Le palier du troisième est glacial ce soir. Clés en main, je sors, direction clinique au coin de la rue. Ventre noué, insomnie qui creuse mes yeux. L’ascenseur grince, s’arrête. Portes coulissent. C’est lui, le voisin d’en face, 3B. Taxi de jour, regard qui fouille. Il voit tout. Ma détresse. Mon air de mater dolorosa.
— T’as une sale tête, Véronique. Où tu vas comme ça ?
L’Approche sur le Palier
Sa voix basse, rauque. Odeur de tabac froid. Je bredouille la clinique. L’avortement. Le chaos. Il pose son sac poubelle. Prend ma main froide. Comme dans son taxi l’autre jour, mais là, c’est le palier. Nos portes côte à côte.
— Retarde ça. J’y vais pour toi. Passe pour le père.
Insensé. Mais son regard doux m’embarque. Il frappe à la porte de la clinique dix minutes plus tard. Revient, souffle court. Nouveau RDV demain. Et si on passait la nuit chez moi ? À deux mètres de chez toi. Le frisson pur.
J’hésite. Bruit de pas dans l’escalier. Voisin du dessous qui monte. On se plaque contre sa porte. Son corps contre le mien. Chaleur monte. Sa main sur ma hanche. Je franchis le seuil. Porte claque doucement. Son appart minuscule. Cheminée électrique qui ronfle. Rideaux tirés sur la cour intérieure.

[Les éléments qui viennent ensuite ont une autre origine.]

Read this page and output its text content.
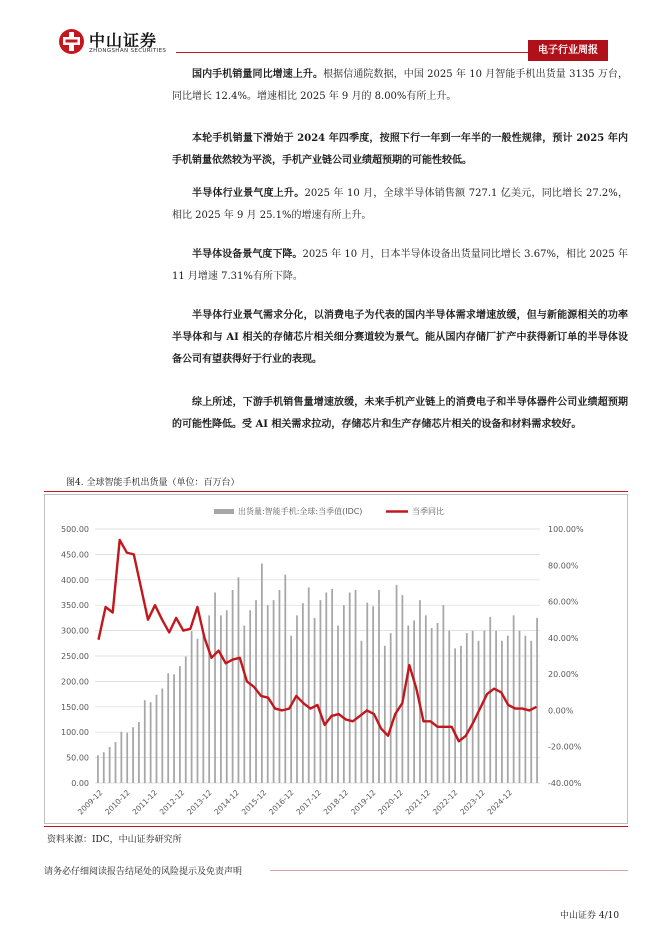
中山证券
ZHONGSHAN SECURITIES	电子行业周报

国内手机销量同比增速上升。根据信通院数据，中国 2025 年 10 月智能手机出货量 3135 万台，同比增长 12.4%。增速相比 2025 年 9 月的 8.00%有所上升。

本轮手机销量下滑始于 2024 年四季度，按照下行一年到一年半的一般性规律，预计 2025 年内手机销量依然较为平淡，手机产业链公司业绩超预期的可能性较低。

半导体行业景气度上升。2025 年 10 月，全球半导体销售额 727.1 亿美元，同比增长 27.2%，相比 2025 年 9 月 25.1%的增速有所上升。

半导体设备景气度下降。2025 年 10 月，日本半导体设备出货量同比增长 3.67%，相比 2025 年 11 月增速 7.31%有所下降。

半导体行业景气需求分化，以消费电子为代表的国内半导体需求增速放缓，但与新能源相关的功率半导体和与 AI 相关的存储芯片相关细分赛道较为景气。能从国内存储厂扩产中获得新订单的半导体设备公司有望获得好于行业的表现。

综上所述，下游手机销售量增速放缓，未来手机产业链上的消费电子和半导体器件公司业绩超预期的可能性降低。受 AI 相关需求拉动，存储芯片和生产存储芯片相关的设备和材料需求较好。

图4. 全球智能手机出货量（单位：百万台）
0.00
50.00
100.00
150.00
200.00
250.00
300.00
350.00
400.00
450.00
500.00
-40.00%
-20.00%
0.00%
20.00%
40.00%
60.00%
80.00%
100.00%
2009-12
2010-12
2011-12
2012-12
2013-12
2014-12
2015-12
2016-12
2017-12
2018-12
2019-12
2020-12
2021-12
2022-12
2023-12
2024-12
出货量:智能手机:全球:当季值(IDC)	当季同比
资料来源：IDC，中山证券研究所
请务必仔细阅读报告结尾处的风险提示及免责声明
中山证券 4/10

On boit un thé brûlant. Silence lourd. Ses yeux sur ma chute de reins quand je me lève. Pisser. Il me suit du regard. À mon retour, sa main sur la mienne. Électrique. Je porte ses doigts à mes lèvres. Il caresse mon visage. Sourire timide. Tension insoutenable.
Douche de fortune. Arrosoir d’eau chaude. Pas assez pour deux. On y va ensemble. Son espace exigu. Corps qui s’effleurent. Je le déshabille. Dextérité de salope en chaleur. Il gémit sous mes mains. Je le laisse durcir. Mais pas plus. Tease pure. Nu sous couvertures devant le feu. Il sur le sofa. Je m’endors, nue.
Minuit. Froid. Je remets une bûche factice. Chaleur remonte. Main entre cuisses. Je me caresse. Lentement. Il ne dort pas. Le sait.
— Viens. J’ai besoin de ta peau.
L’Explosion au Plus Près
Il glisse contre moi. Fesses contre son bas-ventre. Ses mains sur mes seins. Orgasme discret. Corps qui tremble. Chaleur intime.
À l’aube, face à face. Je masse ses fesses. Glisse main entre cuisses. Empare ses boules. Sa queue. Dure, pulsante. Sève qui monte. Je la branle. Rythme parfait. Il bande comme un fou.
— Lâche-toi sur mes seins.
Il craque. Giclées chaudes. Sur cou, visage. J’enduis. Suce mes doigts poisseux. Lui lèche lèvres. On s’endort collés.
La baise explose après. Sauvage. Voix basses. Sa queue en moi. Profonde. Coups de reins violents. Lit qui grince. On étouffe gémissements. Main sur bouche. Bruits du couloir : ascenseur qui s’arrête. Voisins qui rient. Porte qui claque. Adrénaline pure. Fenêtre donne sur cour. Rideau bouge. Quelqu’un fume en bas ?
— Baise-moi fort, mais tais-toi.
— Ta chatte mouille grave. T’es une salope de palier.
Sensations intenses. Sa bite qui gonfle. Mes ongles dans son dos. Orgasme qui monte. Étouffé. Corps secoué. Il se retire. Jouit sur ventre. Chaud. Viscéral. Peau qui brûle.
Retour. Je traverse le couloir. Nue sous manteau. Clés tremblent. Porte s’ouvre. Chez moi. Odeur familière. Je redeviens Anonyme. Voisine sage. Mais entre cuisses, sa semence coule encore. Frisson du risque. À quelques mètres.